As organizações procuram, cada vez mais, fornecedores capazes de oferecer soluções integrais, adaptadas às necessidades específicas de cada contexto e apoiadas por profissionais qualificados e recursos tecnológicos avançados. Neste sentido, o historial de uma empresa pode ser um indicador relevante da sua capacidade para lidar com diferentes cenários e responder eficazmente aos desafios de segurança de cada cliente.

Grupo SICOR: há mais de 20 anos a oferecer soluções de segurança integral

Entre as empresas que operam no setor da segurança privada em Espanha, o Grupo SICOR destaca-se pela sua longa trajetória e experiência na prestação de serviços de proteção a empresas, organizações e instituições.

Com mais de 20 anos de experiência, a empresa desenvolve soluções integrais de segurança que combinam profissionais especializados, tecnologia avançada e procedimentos operacionais orientados para a proteção de pessoas, instalações e ativos.

O Grupo SICOR possui a devida autorização para o exercício de atividades de segurança privada e oferece serviços adaptados às necessidades de cada cliente, desde a vigilância e proteção de instalações até à instalação, gestão e monitorização de soluções tecnológicas de segurança.

Além disso, a empresa faz parte do El Corte Inglés, um dos grupos empresariais mais reconhecidos de Espanha, um apoio que reforça a sua capacidade operacional e o seu compromisso com a qualidade do serviço.

Graças a esta abordagem integral, o Grupo SICOR consegue conceber soluções personalizadas para diferentes setores e contextos, ajudando as organizações a prevenir riscos, a melhorar a proteção das suas instalações e a garantir o desenvolvimento seguro da sua atividade.

Perguntas frequentes sobre empresas de segurança (FAQ)

É obrigatório contratar uma empresa de segurança autorizada?

Sim. Os serviços de segurança privada regulados pela legislação espanhola só podem ser prestados por empresas devidamente autorizadas e inscritas nos registos oficiais correspondentes. Além disso, o pessoal que desempenha funções de segurança deve possuir a qualificação profissional exigida pela regulamentação.

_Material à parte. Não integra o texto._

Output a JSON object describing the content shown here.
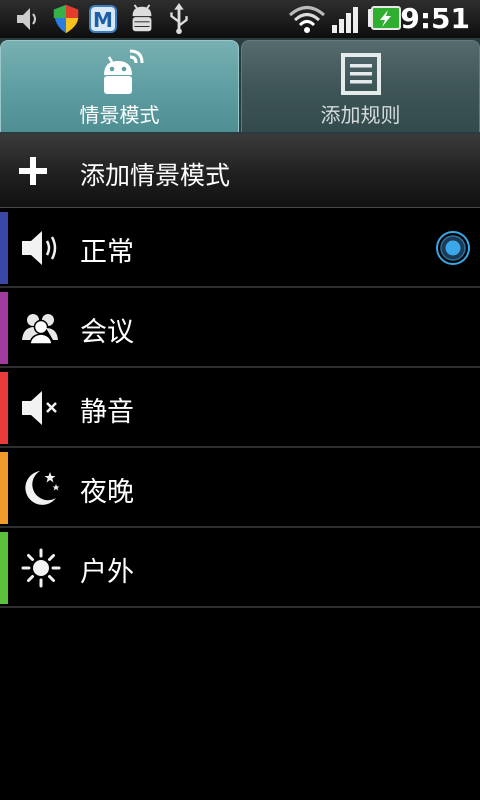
{
  "status_bar": {
    "time": "9:51",
    "icons": [
      "volume-icon",
      "shield-icon",
      "app-m-icon",
      "android-debug-icon",
      "usb-icon",
      "wifi-icon",
      "signal-icon",
      "battery-charging-icon"
    ]
  },
  "tabs": [
    {
      "label": "情景模式",
      "icon": "profile-icon",
      "active": true
    },
    {
      "label": "添加规则",
      "icon": "rules-list-icon",
      "active": false
    }
  ],
  "add_profile": {
    "label": "添加情景模式",
    "icon": "plus-icon"
  },
  "profiles": [
    {
      "label": "正常",
      "icon": "speaker-icon",
      "color": "#3a47a8",
      "selected": true
    },
    {
      "label": "会议",
      "icon": "people-icon",
      "color": "#a13ba0",
      "selected": false
    },
    {
      "label": "静音",
      "icon": "mute-icon",
      "color": "#e83a3a",
      "selected": false
    },
    {
      "label": "夜晚",
      "icon": "moon-icon",
      "color": "#f09a2a",
      "selected": false
    },
    {
      "label": "户外",
      "icon": "sun-icon",
      "color": "#59c13c",
      "selected": false
    }
  ],
  "colors": {
    "tab_active": "#5f9fa3",
    "tab_inactive": "#3f5658",
    "radio_selected": "#3aa8e8"
  }
}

Qual é a diferença entre uma empresa de segurança e um Centro de Recebimento de Alarmes (CRA)?

Uma empresa de segurança pode prestar serviços de vigilância, proteção, videovigilância ou instalação de sistemas de segurança. Por seu lado, uma Central de Receção de Alarmes (CRA) é o centro responsável por receber, verificar e gerir os sinais provenientes dos sistemas de alarme ligados.

Que setores costumam contratar serviços de segurança privada?

Os serviços de segurança privada são procurados por organizações de diversos setores, entre os quais o comercial, o industrial, o logístico, o da saúde, o educativo, o empresarial e o da organização de eventos. As necessidades específicas variam em função dos riscos e das características de cada atividade.

É melhor contar com vigilância presencial ou com sistemas de segurança eletrónicos?

Não são necessariamente soluções mutuamente exclusivas. Em muitos casos, a opção mais eficaz consiste em combinar a vigilância presencial com ferramentas como a videovigilância, o controlo de acessos, os sistemas de alarme e a monitorização remota, de modo a garantir uma proteção mais completa.